3.                                          La loi ne définit pas la notion de congé abusif, mais énumère différentes hypothèses susceptibles de fonder un tel licenciement, les cas de résiliation abusive énumérés par l'article 336 CO n'étant pas exhaustifs; le fardeau de la preuve du caractère abusif de la résiliation incombe à la partie dont le contrat a été résilié (ATF 123 III 246ss = JT 1998 I 305 cons.4b et les réf.; ATF 121 III 60ss = JT 1996 I 49 cons.3b et les réf.). Comme cette preuve - qui a pour objet des éléments subjectifs, savoir le réel motif de l'employeur - est difficile à rapporter, la jurisprudence admet qu'un faisceau d'indices ou une très grande vraisemblance résultant de l'ensemble des circonstances suffit pour admettre l'existence d'un congé abusif (v.

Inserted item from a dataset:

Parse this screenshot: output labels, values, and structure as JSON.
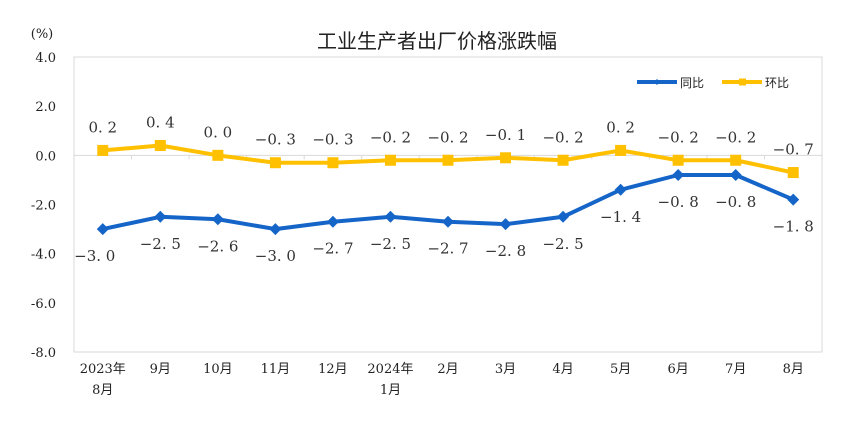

Wyler, Droit du travail, Berne 2002, p.397; Tribunal fédéral, 30.06.1992, in SJ 1993, p.360). Le juge peut ainsi présumer en fait l'existence d'un congé abusif lorsque l'employé parvient à présenter des indices suffisants pour faire apparaître comme non réel le motif avancé par l'employeur (SJ 1993, p.360 et les réf.). Si elle facilite la preuve, cette présomption de fait n'a pas pour effet d'en renverser le fardeau; elle constitue, en définitive, une forme de "preuve par indices"; de son côté, l'employeur ne peut pas rester inactif: lorsque de tels indices sont apportés, il lui incombe de fournir les preuves à l'appui de ses propres allégations quant au motif du congé (v. Wyler, op.cit., même réf.; RJN 2001, p.98; SJ 1993, p.360 et les réf.).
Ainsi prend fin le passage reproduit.